Ankara'nın coğrafi konumu ve cephelerle eşit uzaklığı nedeniyle Kurtuluş Savaşı'nı en iyi şekilde yönetilebilecek bir merkez olarak gören Atatürk, 27 Aralık 1919 tarihinde saat 14:00'te Dikmen sırtlarından Ankara'ya giriş yaptı. Atatürk ve temsil heyeti, Ankara halkı tarafından büyük bir coşkuyla karşılandı. Kendisini ve temsil heyetini coşkuyla karşılayan Ankara halkına teşekkür eden Atatürk'ün bu gelişi, bağımsız Türkiye Cumhuriyeti'nin kuruluşu ve Kurtuluş Savaşı'nın başlatılması için önemli bir adım olarak görüldü. 

A T A M-1

Atatürk'ün Ankara'ya gelişi 

Ankara, bu dönemde yapılan çalışmalar ve hazırlıklarla birlikte millî mücadelenin merkezi haline geldi. TBMM'nin kuruluşu ve Türk ordusunun toparlanarak faaliyetlerine başlaması gibi önemli gelişmeler Ankara'da gerçekleşti. O günden bu yana Ankara, modern Türkiye Cumhuriyeti'nin Başkenti olarak varlığını sürdürmektedir.

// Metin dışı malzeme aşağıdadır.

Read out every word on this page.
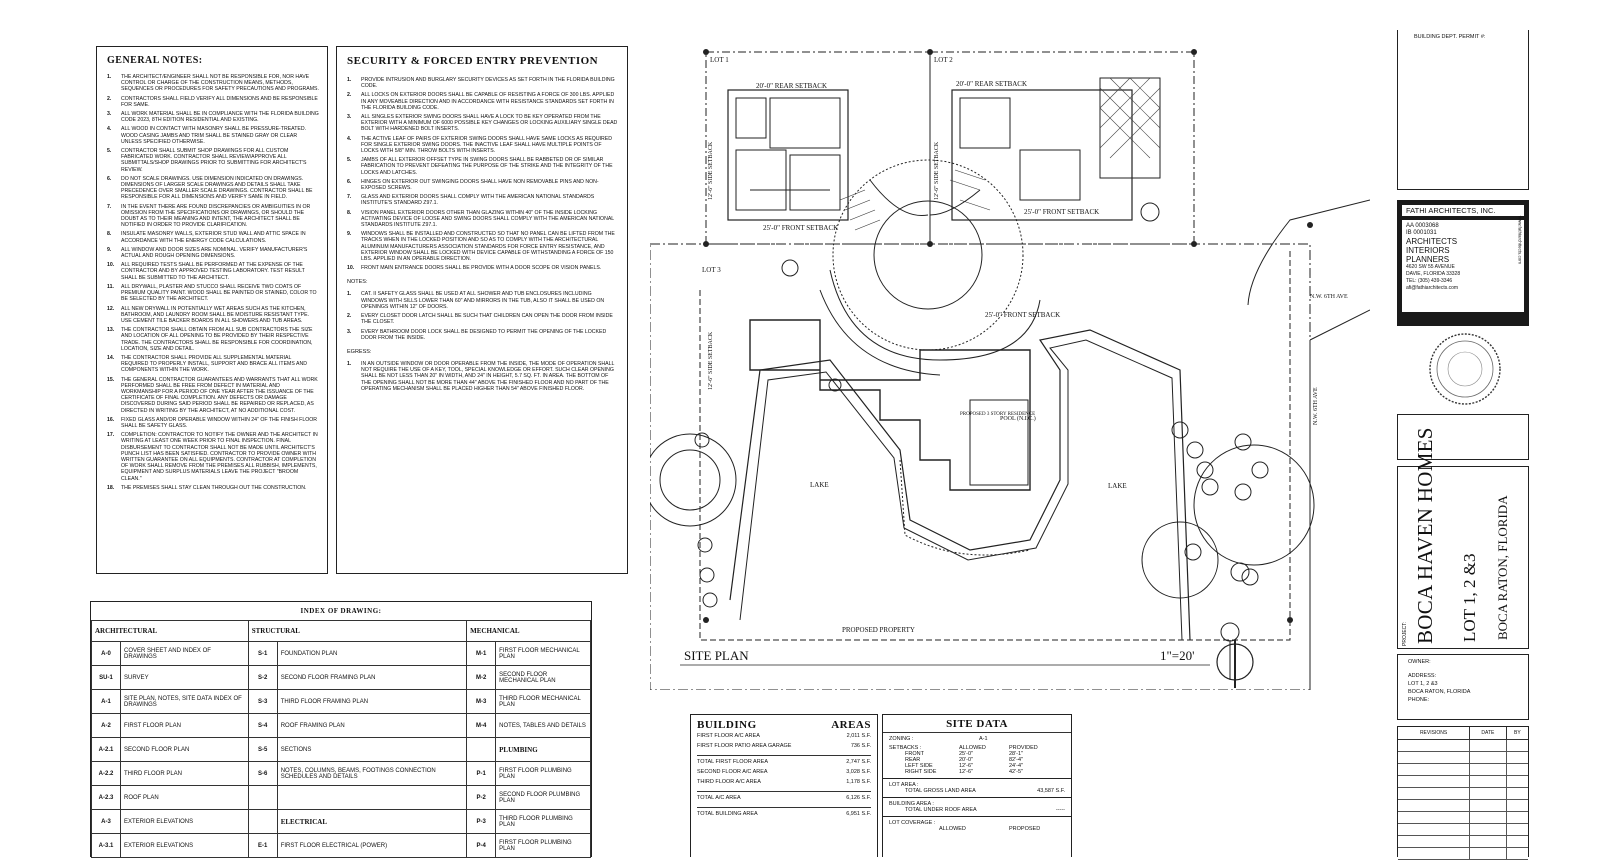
GENERAL NOTES:
1.	THE ARCHITECT/ENGINEER SHALL NOT BE RESPONSIBLE FOR, NOR HAVE CONTROL OR CHARGE OF THE CONSTRUCTION MEANS, METHODS, SEQUENCES OR PROCEDURES FOR SAFETY PRECAUTIONS AND PROGRAMS.
2.	CONTRACTORS SHALL FIELD VERIFY ALL DIMENSIONS AND BE RESPONSIBLE FOR SAME.
3.	ALL WORK MATERIAL SHALL BE IN COMPLIANCE WITH THE FLORIDA BUILDING CODE 2023, 8TH EDITION RESIDENTIAL AND EXISTING.
4.	ALL WOOD IN CONTACT WITH MASONRY SHALL BE PRESSURE-TREATED. WOOD CASING JAMBS AND TRIM SHALL BE STAINED GRAY OR CLEAR UNLESS SPECIFIED OTHERWISE.
5.	CONTRACTOR SHALL SUBMIT SHOP DRAWINGS FOR ALL CUSTOM FABRICATED WORK. CONTRACTOR SHALL REVIEW/APPROVE ALL SUBMITTALS/SHOP DRAWINGS PRIOR TO SUBMITTING FOR ARCHITECT'S REVIEW.
6.	DO NOT SCALE DRAWINGS. USE DIMENSION INDICATED ON DRAWINGS. DIMENSIONS OF LARGER SCALE DRAWINGS AND DETAILS SHALL TAKE PRECEDENCE OVER SMALLER SCALE DRAWINGS. CONTRACTOR SHALL BE RESPONSIBLE FOR ALL DIMENSIONS AND VERIFY SAME IN FIELD.
7.	IN THE EVENT THERE ARE FOUND DISCREPANCIES OR AMBIGUITIES IN OR OMISSION FROM THE SPECIFICATIONS OR DRAWINGS, OR SHOULD THE DOUBT AS TO THEIR MEANING AND INTENT, THE ARCHITECT SHALL BE NOTIFIED IN ORDER TO PROVIDE CLARIFICATION.
8.	INSULATE MASONRY WALLS, EXTERIOR STUD WALL AND ATTIC SPACE IN ACCORDANCE WITH THE ENERGY CODE CALCULATIONS.
9.	ALL WINDOW AND DOOR SIZES ARE NOMINAL. VERIFY MANUFACTURER'S ACTUAL AND ROUGH OPENING DIMENSIONS.
10.	ALL REQUIRED TESTS SHALL BE PERFORMED AT THE EXPENSE OF THE CONTRACTOR AND BY APPROVED TESTING LABORATORY. TEST RESULT SHALL BE SUBMITTED TO THE ARCHITECT.
11.	ALL DRYWALL, PLASTER AND STUCCO SHALL RECEIVE TWO COATS OF PREMIUM QUALITY PAINT. WOOD SHALL BE PAINTED OR STAINED, COLOR TO BE SELECTED BY THE ARCHITECT.
12.	ALL NEW DRYWALL IN POTENTIALLY WET AREAS SUCH AS THE KITCHEN, BATHROOM, AND LAUNDRY ROOM SHALL BE MOISTURE RESISTANT TYPE. USE CEMENT TILE BACKER BOARDS IN ALL SHOWERS AND TUB AREAS.
13.	THE CONTRACTOR SHALL OBTAIN FROM ALL SUB CONTRACTORS THE SIZE AND LOCATION OF ALL OPENING TO BE PROVIDED BY THEIR RESPECTIVE TRADE. THE CONTRACTORS SHALL BE RESPONSIBLE FOR COORDINATION, LOCATION, SIZE AND DETAIL.
14.	THE CONTRACTOR SHALL PROVIDE ALL SUPPLEMENTAL MATERIAL REQUIRED TO PROPERLY INSTALL, SUPPORT AND BRACE ALL ITEMS AND COMPONENTS WITHIN THE WORK.
15.	THE GENERAL CONTRACTOR GUARANTEES AND WARRANTS THAT ALL WORK PERFORMED SHALL BE FREE FROM DEFECT IN MATERIAL AND WORKMANSHIP FOR A PERIOD OF ONE YEAR AFTER THE ISSUANCE OF THE CERTIFICATE OF FINAL COMPLETION. ANY DEFECTS OR DAMAGE DISCOVERED DURING SAID PERIOD SHALL BE REPAIRED OR REPLACED, AS DIRECTED IN WRITING BY THE ARCHITECT, AT NO ADDITIONAL COST.
16.	FIXED GLASS AND/OR OPERABLE WINDOW WITHIN 24" OF THE FINISH FLOOR SHALL BE SAFETY GLASS.
17.	COMPLETION: CONTRACTOR TO NOTIFY THE OWNER AND THE ARCHITECT IN WRITING AT LEAST ONE WEEK PRIOR TO FINAL INSPECTION. FINAL DISBURSEMENT TO CONTRACTOR SHALL NOT BE MADE UNTIL ARCHITECT'S PUNCH LIST HAS BEEN SATISFIED. CONTRACTOR TO PROVIDE OWNER WITH WRITTEN GUARANTEE ON ALL EQUIPMENTS. CONTRACTOR AT COMPLETION OF WORK SHALL REMOVE FROM THE PREMISES ALL RUBBISH, IMPLEMENTS, EQUIPMENT AND SURPLUS MATERIALS LEAVE THE PROJECT "BROOM CLEAN."
18.	THE PREMISES SHALL STAY CLEAN THROUGH OUT THE CONSTRUCTION.
SECURITY & FORCED ENTRY PREVENTION
1.	PROVIDE INTRUSION AND BURGLARY SECURITY DEVICES AS SET FORTH IN THE FLORIDA BUILDING CODE.
2.	ALL LOCKS ON EXTERIOR DOORS SHALL BE CAPABLE OF RESISTING A FORCE OF 300 LBS. APPLIED IN ANY MOVEABLE DIRECTION AND IN ACCORDANCE WITH RESISTANCE STANDARDS SET FORTH IN THE FLORIDA BUILDING CODE.
3.	ALL SINGLES EXTERIOR SWING DOORS SHALL HAVE A LOCK TO BE KEY OPERATED FROM THE EXTERIOR WITH A MINIMUM OF 6000 POSSIBLE KEY CHANGES OR LOCKING AUXILIARY SINGLE DEAD BOLT WITH HARDENED BOLT INSERTS.
4.	THE ACTIVE LEAF OF PAIRS OF EXTERIOR SWING DOORS SHALL HAVE SAME LOCKS AS REQUIRED FOR SINGLE EXTERIOR SWING DOORS. THE INACTIVE LEAF SHALL HAVE MULTIPLE POINTS OF LOCKS WITH 5/8" MIN. THROW BOLTS WITH INSERTS.
5.	JAMBS OF ALL EXTERIOR OFFSET TYPE IN SWING DOORS SHALL BE RABBETED OR OF SIMILAR FABRICATION TO PREVENT DEFEATING THE PURPOSE OF THE STRIKE AND THE INTEGRITY OF THE LOCKS AND LATCHES.
6.	HINGES ON EXTERIOR OUT SWINGING DOORS SHALL HAVE NON REMOVABLE PINS AND NON-EXPOSED SCREWS.
7.	GLASS AND EXTERIOR DOORS SHALL COMPLY WITH THE AMERICAN NATIONAL STANDARDS INSTITUTE'S STANDARD Z97.1.
8.	VISION PANEL EXTERIOR DOORS OTHER THAN GLAZING WITHIN 40" OF THE INSIDE LOCKING ACTIVATING DEVICE OF LOOSE AND SWING DOORS SHALL COMPLY WITH THE AMERICAN NATIONAL STANDARDS INSTITUTE Z97.1.
9.	WINDOWS SHALL BE INSTALLED AND CONSTRUCTED SO THAT NO PANEL CAN BE LIFTED FROM THE TRACKS WHEN IN THE LOCKED POSITION AND SO AS TO COMPLY WITH THE ARCHITECTURAL ALUMINUM MANUFACTURERS ASSOCIATION STANDARDS FOR FORCE ENTRY RESISTANCE, AND EXTERIOR WINDOW SHALL BE LOCKED WITH DEVICE CAPABLE OF WITHSTANDING A FORCE OF 150 LBS. APPLIED IN AN OPERABLE DIRECTION.
10.	FRONT MAIN ENTRANCE DOORS SHALL BE PROVIDE WITH A DOOR SCOPE OR VISION PANELS.
NOTES:
1.	CAT. II SAFETY GLASS SHALL BE USED AT ALL SHOWER AND TUB ENCLOSURES INCLUDING WINDOWS WITH SILLS LOWER THAN 60" AND MIRRORS IN THE TUB, ALSO IT SHALL BE USED ON OPENINGS WITHIN 12" OF DOORS.
2.	EVERY CLOSET DOOR LATCH SHALL BE SUCH THAT CHILDREN CAN OPEN THE DOOR FROM INSIDE THE CLOSET.
3.	EVERY BATHROOM DOOR LOCK SHALL BE DESIGNED TO PERMIT THE OPENING OF THE LOCKED DOOR FROM THE INSIDE.
EGRESS:
1.	IN AN OUTSIDE WINDOW OR DOOR OPERABLE FROM THE INSIDE, THE MODE OF OPERATION SHALL NOT REQUIRE THE USE OF A KEY, TOOL, SPECIAL KNOWLEDGE OR EFFORT. SUCH CLEAR OPENING SHALL BE NOT LESS THAN 20" IN WIDTH, AND 24" IN HEIGHT, 5.7 SQ. FT. IN AREA. THE BOTTOM OF THE OPENING SHALL NOT BE MORE THAN 44" ABOVE THE FINISHED FLOOR AND NO PART OF THE OPERATING MECHANISM SHALL BE PLACED HIGHER THAN 54" ABOVE FINISHED FLOOR.
INDEX OF DRAWING:
ARCHITECTURAL		STRUCTURAL		MECHANICAL	
A-0	COVER SHEET AND INDEX OF DRAWINGS	S-1	FOUNDATION PLAN	M-1	FIRST FLOOR MECHANICAL PLAN
SU-1	SURVEY	S-2	SECOND FLOOR FRAMING PLAN	M-2	SECOND FLOOR MECHANICAL PLAN
A-1	SITE PLAN, NOTES, SITE DATA INDEX OF DRAWINGS	S-3	THIRD FLOOR FRAMING PLAN	M-3	THIRD FLOOR MECHANICAL PLAN
A-2	FIRST FLOOR PLAN	S-4	ROOF FRAMING PLAN	M-4	NOTES, TABLES AND DETAILS
A-2.1	SECOND FLOOR PLAN	S-5	SECTIONS		PLUMBING
A-2.2	THIRD FLOOR PLAN	S-6	NOTES, COLUMNS, BEAMS, FOOTINGS CONNECTION SCHEDULES AND DETAILS	P-1	FIRST FLOOR PLUMBING PLAN
A-2.3	ROOF PLAN			P-2	SECOND FLOOR PLUMBING PLAN
A-3	EXTERIOR ELEVATIONS		ELECTRICAL	P-3	THIRD FLOOR PLUMBING PLAN
A-3.1	EXTERIOR ELEVATIONS	E-1	FIRST FLOOR ELECTRICAL (POWER)	P-4	FIRST FLOOR PLUMBING PLAN
LOT 1	LOT 2
LOT 3
20'-0" REAR SETBACK	20'-0" REAR SETBACK
25'-0" FRONT SETBACK
25'-0" FRONT SETBACK
25'-0" FRONT SETBACK
LAKE	LAKE
PROPOSED PROPERTY
POOL (N.I.C.)
PROPOSED 3 STORY RESIDENCE
N.W. 6TH AVE
N.W. 6TH AVE
12'-6" SIDE SETBACK	12'-6" SIDE SETBACK
12'-6" SIDE SETBACK
SITE PLAN	1"=20'
BUILDING	AREAS
FIRST FLOOR A/C AREA	2,011 S.F.
FIRST FLOOR PATIO AREA GARAGE	736 S.F.
TOTAL FIRST FLOOR AREA	2,747 S.F.
SECOND FLOOR A/C AREA	3,028 S.F.
THIRD FLOOR A/C AREA	1,178 S.F.
TOTAL A/C AREA	6,126 S.F.
TOTAL BUILDING AREA	6,951 S.F.
SITE DATA
ZONING :	A-1
SETBACKS :	ALLOWED	PROVIDED
FRONT	25'-0"	28'-1"
REAR	20'-0"	82'-4"
LEFT SIDE	12'-6"	24'-4"
RIGHT SIDE	12'-6"	42'-5"
LOT AREA :
TOTAL GROSS LAND AREA	43,587 S.F.
BUILDING AREA :
TOTAL UNDER ROOF AREA	-----
LOT COVERAGE :
ALLOWED	PROPOSED
BUILDING DEPT. PERMIT #:
FATHI ARCHITECTS, INC.
AA 0003068
IB 0001031
ARCHITECTS
INTERIORS
PLANNERS
4620 SW 55 AVENUE
DAVIE, FLORIDA 33328
TEL: (305) 439-3346
afi@fathiarchitects.com
www.fathiarchitects.com
PROJECT: BOCA HAVEN HOMES LOT 1, 2 &3 BOCA RATON, FLORIDA
OWNER:
ADDRESS:
LOT 1, 2 &3
BOCA RATON, FLORIDA
PHONE:
REVISIONS	DATE	BY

Atatürk, Ankara’nın kendisini karşılayışını ve milli mukavemet merkezi olarak Milli Mücadele’deki yerini şu sözlerle ifade etmiştir: “İstiklâl Mücadelesi tarihinde Ankara namı en aziz bir mevkii muhafaza edecektir. Bazılarımız iktihâmı (göğüs germeyi), hemen gayrimümkün zannedilen bu müşkilat karşısında sizler bir dakika tereddüt etmediniz. Üç sene mukaddem Sivas’tan Ankara’ya ayak bastığım zaman bir misalini geçen gün dahi göstermiş olduğunuz samimi ve kalbi tezahürat ile beni kollarınız arasına aldınız. O zaman gösterdiğiniz bu vatani cesaret sayesinde ecnebi müdahalesi ile İstanbul’da kapatılmış olan Meclis-i Mebusan daha vasî bir salahiyet ve şanı milliyet layık bir istiklâl ile Ankara’da açmak mümkün oldu. Büyük Millet Meclisi sizin muhiti hamasetinizde bîpervâ İstiklâl Mücadelesine devam edebilmiştir. Binaenaleyh Ankara, hemşehrilerimizin bu istiklâl-i vatan mücadelesinde ayrı bir hisse-i şerefi vardır.”